ANCHOR-VIT: SPATIALLY-FOCUSED VISION TRANSFORMER FOR DISTRACTED DRIVING DETECTION

Vivan Doshi

Published: 20 May 2025, Last Modified: 01 Oct 2025IEEE ICIPEveryoneCC BY 4.0

Abstract: Distracted driving remains a critical threat to road safety, often leading to severe accidents and fatalities. Traditional driver monitoring solutions, including CNNs and standard Vision Transformers, frequently fail to capture subtle, spatially localized cues that signal driver distraction. This paper presents Anchor-ViT, a novel Vision Transformer architecture that integrates learnable spatial anchors with a Soft Radial Attention (SRA) mechanism to adaptively focus on driver-critical areas.
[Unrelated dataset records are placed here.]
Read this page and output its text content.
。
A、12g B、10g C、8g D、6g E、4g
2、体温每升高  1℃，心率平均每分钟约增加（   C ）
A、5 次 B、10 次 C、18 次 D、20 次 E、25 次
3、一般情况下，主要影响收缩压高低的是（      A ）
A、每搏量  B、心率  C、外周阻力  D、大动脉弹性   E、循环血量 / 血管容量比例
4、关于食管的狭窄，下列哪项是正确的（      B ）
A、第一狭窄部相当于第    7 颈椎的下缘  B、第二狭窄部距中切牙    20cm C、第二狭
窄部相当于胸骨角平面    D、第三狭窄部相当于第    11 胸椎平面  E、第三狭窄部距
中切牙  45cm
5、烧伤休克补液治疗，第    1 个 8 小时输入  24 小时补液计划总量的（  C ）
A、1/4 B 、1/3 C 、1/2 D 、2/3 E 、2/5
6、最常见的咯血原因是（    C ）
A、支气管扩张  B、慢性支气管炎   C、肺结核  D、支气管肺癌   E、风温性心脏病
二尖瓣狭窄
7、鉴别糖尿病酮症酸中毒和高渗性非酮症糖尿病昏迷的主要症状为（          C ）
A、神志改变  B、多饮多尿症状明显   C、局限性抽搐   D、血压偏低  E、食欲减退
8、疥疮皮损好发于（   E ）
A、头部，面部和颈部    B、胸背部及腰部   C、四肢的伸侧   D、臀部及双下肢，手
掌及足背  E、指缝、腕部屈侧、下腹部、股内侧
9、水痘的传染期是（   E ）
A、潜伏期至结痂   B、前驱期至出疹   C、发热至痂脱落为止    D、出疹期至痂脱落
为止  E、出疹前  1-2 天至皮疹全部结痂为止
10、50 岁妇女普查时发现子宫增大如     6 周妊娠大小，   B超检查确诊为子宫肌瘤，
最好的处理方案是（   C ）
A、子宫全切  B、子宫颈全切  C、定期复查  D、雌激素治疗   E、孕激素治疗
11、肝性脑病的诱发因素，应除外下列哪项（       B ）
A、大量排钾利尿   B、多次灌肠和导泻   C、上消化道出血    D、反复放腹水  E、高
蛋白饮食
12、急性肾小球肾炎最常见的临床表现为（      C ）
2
These anchors are optimized via gradient descent to guide attention toward relevant patches, while SRA employs a Gaussian kernel to reinforce local interactions and preserve global context through a dedicated class token. Evaluations on the State Farm and 100-Driver distracted driving datasets show that Anchor-ViT outperforms baselin ViT models by up to 5.2% in accuracy, effectively balancing the need for localized sensitivity and comprehensive scene understanding. This innovative design holds promise for enhancing driver monitoring, improving overall road and driver safety.